Rick looked him up and down, the look of a man in a whorehouse or a wildcat stalking its prey. Finally he let Daryl go, his fingertips dragging across the dark circles under Daryl's eyes, catching the slight, exhausted shake of his arms. "You been sleepin'?" he asked, frowning when Daryl shook his head. "Ate?"
Daryl shrugged one shoulder. "A little," he replied. "You were more important."
It was an unspoken rule. As long as Rick survived, the world would keep spinning. Daryl couldn't imagine that existence would want to go on if Rick were to die. The world would mourn the loss of one of its last true wonders. Daryl couldn't go on if Rick was gone: the world may as well burn with him.
Rick frowned again.
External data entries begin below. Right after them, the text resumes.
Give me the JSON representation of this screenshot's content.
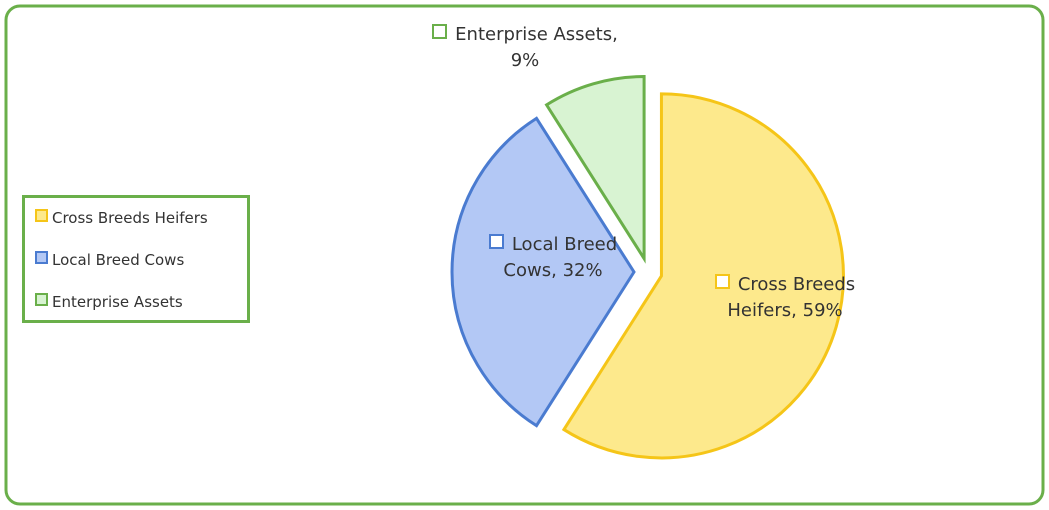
{
  "chart_data": {
    "type": "pie",
    "categories": [
      "Cross Breeds Heifers",
      "Local Breed Cows",
      "Enterprise Assets"
    ],
    "values": [
      59,
      32,
      9
    ],
    "value_labels": [
      "59%",
      "32%",
      "9%"
    ],
    "colors": [
      "#f5c518",
      "#4a7bd0",
      "#6aaf4a"
    ],
    "fills": [
      "#fde98c",
      "#b3c8f5",
      "#d8f3d2"
    ],
    "legend": "left"
  }
}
He always did when Daryl ignored his own needs. Like he was as important as Rick was. "Come with me," he said, holding out his hand and Daryl took it and allowed Rick to lead him over to where they stored their dried and canned food. Rick grabbed two bags of jerky off one of the shelves, at a height where he wouldn't have to bend, and snagged a can of peaches as well – Daryl's favorite. They always took some from the houses they searched if they had the time and the space for them.
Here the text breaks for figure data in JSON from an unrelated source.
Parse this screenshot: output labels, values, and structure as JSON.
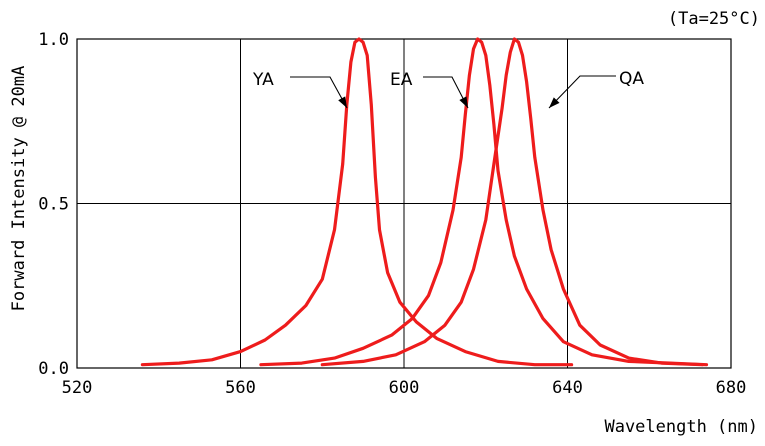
{
  "chart_data": {
    "type": "line",
    "title": "",
    "annotation": "(Ta=25°C)",
    "xlabel": "Wavelength (nm)",
    "ylabel": "Forward Intensity @ 20mA",
    "xlim": [
      520,
      680
    ],
    "ylim": [
      0.0,
      1.0
    ],
    "xticks": [
      "520",
      "560",
      "600",
      "640",
      "680"
    ],
    "yticks": [
      "0.0",
      "0.5",
      "1.0"
    ],
    "grid": true,
    "line_color": "#ee1c1c",
    "series": [
      {
        "name": "YA",
        "x": [
          536,
          545,
          553,
          560,
          566,
          571,
          576,
          580,
          583,
          585,
          586,
          587,
          588,
          589,
          590,
          591,
          592,
          593,
          594,
          596,
          599,
          603,
          608,
          615,
          623,
          632,
          641
        ],
        "y": [
          0.01,
          0.015,
          0.025,
          0.05,
          0.085,
          0.13,
          0.19,
          0.27,
          0.42,
          0.62,
          0.8,
          0.93,
          0.99,
          1.0,
          0.99,
          0.95,
          0.8,
          0.58,
          0.42,
          0.29,
          0.2,
          0.14,
          0.09,
          0.05,
          0.02,
          0.01,
          0.01
        ]
      },
      {
        "name": "EA",
        "x": [
          565,
          575,
          583,
          590,
          597,
          602,
          606,
          609,
          612,
          614,
          615,
          616,
          617,
          618,
          619,
          620,
          621,
          622,
          623,
          625,
          627,
          630,
          634,
          639,
          646,
          655,
          665,
          674
        ],
        "y": [
          0.01,
          0.015,
          0.03,
          0.06,
          0.1,
          0.15,
          0.22,
          0.32,
          0.48,
          0.64,
          0.77,
          0.89,
          0.97,
          1.0,
          0.99,
          0.95,
          0.86,
          0.74,
          0.6,
          0.45,
          0.34,
          0.24,
          0.15,
          0.08,
          0.04,
          0.02,
          0.015,
          0.01
        ]
      },
      {
        "name": "QA",
        "x": [
          580,
          590,
          598,
          605,
          610,
          614,
          617,
          620,
          622,
          624,
          625,
          626,
          627,
          628,
          629,
          630,
          631,
          632,
          634,
          636,
          639,
          643,
          648,
          655,
          663,
          673
        ],
        "y": [
          0.01,
          0.02,
          0.04,
          0.08,
          0.13,
          0.2,
          0.3,
          0.45,
          0.62,
          0.79,
          0.89,
          0.96,
          1.0,
          0.99,
          0.95,
          0.87,
          0.76,
          0.64,
          0.48,
          0.36,
          0.24,
          0.13,
          0.07,
          0.03,
          0.015,
          0.01
        ]
      }
    ],
    "labels": [
      {
        "series": "YA",
        "text": "YA"
      },
      {
        "series": "EA",
        "text": "EA"
      },
      {
        "series": "QA",
        "text": "QA"
      }
    ]
  }
}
Daryl smiled, taking the can, overwhelmed at Rick's kindness and the gentle, loving brush of Rick's fingers over his. They went back to the table and sat down on it, Rick absently gnawing on his bag of jerky while Daryl cut open the can of peaches with his knife and gingerly skewered each slippery slice with the same weapon.
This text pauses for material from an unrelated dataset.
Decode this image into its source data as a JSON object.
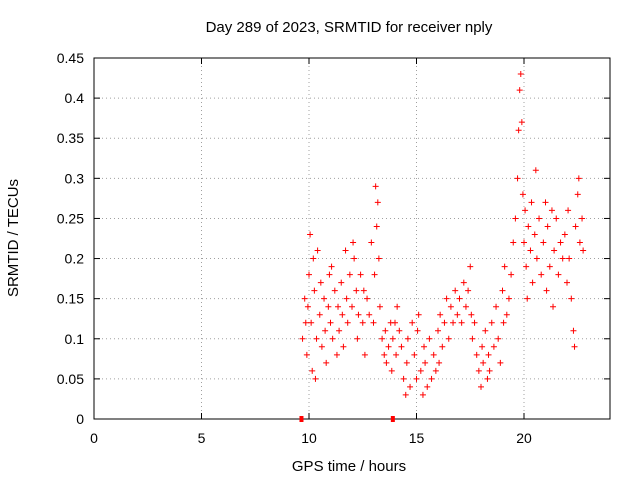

"I'm not done with that neighborhood," Rick said after a while. His eyes were gleaming, almost silver in the fading moonlight. The colors of the sky were just about to change.
Daryl nodded. He knew. That house they hit was the first one, but there were at least half a dozen like it in that cul-de-sac alone. People who had done wrong, people who deserved to die. Rick knew. Rick was a prophet, a horseman in the first cavalry wave. They were fighting a war against sin and corruption.
Rick had dreams about these people. Whoever he dreamed about had to die. Daryl knew, one day, he'd be in Rick's dream and Rick would aim that pretty Sheriff's pistol at him and he would die. But he also knew that there were only two bullets left in that gun. A romantic part of him believed Rick when he said that the last bullet was for him, that when Daryl left this world Rick wouldn't be far behind, but he never paid much mind to that because that still meant that there would one day be a world in which Rick didn't exist, and Daryl didn't like to think about that.
They were wanderers, their names whispered between lovers at night for fear of doing wrong, their faces plastered on TV stations and in newspapers, and their reputation spreading far and wide. They were dangerous, murderers, serial killers, evil.
He shrugged one shoulder, digging out the last peach and tilting the can up to drink the heavy syrup.
Rick caught his chin when he was done; turning him with such severity that Daryl almost fell off the table. Rick had that wild look in him again, the same energy that must have formed the first men out of mud and dust, the part of humankind that ran on instinct and kill or be killed.
Daryl dipped his shoulders, lowered his eyes, and whimpered when Rick kissed him, meat and sweet fruit balancing on their tongues.
When Rick pulled back, his chest heaved, his teeth showing behind his parted lips. "God, I love you," he said, with the same rough certainty as tectonic plates sliding together, the same inevitable collision as a crashing plane.
Daryl's soul leapt, between their skins and filling the air with enough joy he was sure all of Heaven could see it. "I love you, too," he replied, his answer the quiet breeze in an icy cave, stirring whatever great beast slumbered within.
Rick smiled. "Then come on, sweetheart," he said, pushing himself upright on legs that could survive the Earth crumbling down around them, straitening shoulders that bore the entire sky. "Let's go hunt."